Bereits 2015 ehrte die öster­rei­chi­sche Post den Erfin­der Joseph Hardt­muth mit einer Sondermarke.

Joseph Hardtmuth

Die Post wür­digte damit Hardt­muths größte Erfin­dung, die kera­mi­sche Blei­stift­mine. Aber wird diese nicht Nicolas-Jacques Conté zuge­schrie­ben? Die Fach­li­te­ra­tur ist sich da nicht ei­nig. Es heißt zwar zuwei­len, Hardt­muth habe 1790, also fünf Jahre von Conté, die moder­ne Blei­stift­mine erdacht1, doch Henry Petroski ver­mu­tet in „Der Blei­stift“, dass diese Zahl das Grün­dungs­jahr von Hardt­muths Unter­neh­men benennt. Petroski schreibt: „Hardt­muth selbst behaup­tete, das Ver­fah­ren – die soge­nannte ‚Wie­ner Methode‘ – erst im Jahr 1798 erfun­den zu haben, also drei Jahre nach Con­tés Patent. Andere Quel­len berich­ten aber, dass das neue Ver­fah­ren in Wien erst viel spä­ter zur Anwen­dung kam, als es näm­lich von Con­tés Schwie­ger­sohn Arnould Hum­blot dort ein­ge­führt wurde.“ Und wenn es tat­säch­lich Hardt­muths Idee war: Es wäre nicht das erste Mal, dass eine Erfin­dung unab­hän­gig von­einander an zwei unter­schied­li­chen Orten gemacht wurde.
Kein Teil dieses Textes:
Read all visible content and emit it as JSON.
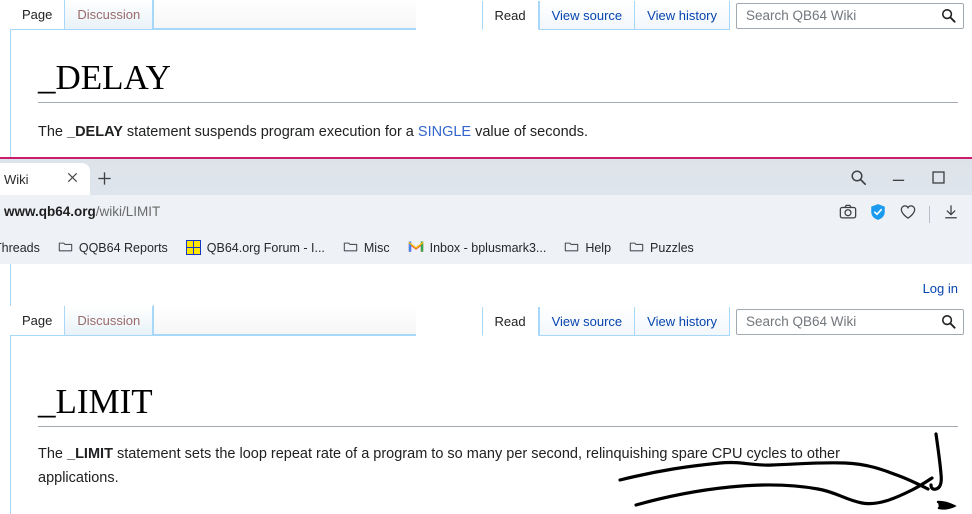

Mich wun­dert, dass auf der Brief­marke Kopier­stifte abge­bil­det sind, denn diese ent­hal­ten Ani­lin­far­ben, die erst knapp 40 Jahre nach der Erfin­dung der kera­mi­schen Mine ent­deckt wur­den. Auch das Mil­li­me­ter­pa­pier (?) im Hin­ter­grund und die Typo­gra­fie finde ich etwas selt­sam. – Den voll­stän­di­gen Bogen sieht man im Austria-Forum.

  1. Zum Bei­spiel in: Nag­ler, Dr. phil. Josef: Die kera­mi­sche Blei­stift­mine. Zum 200. Geburts­tag von Joseph Hardt­muth. In: Blät­ter für Tech­nik­ge­schichte, Heft 20, Tech­ni­sches Museum Wien (Hg.) (Sprin­ger 1958).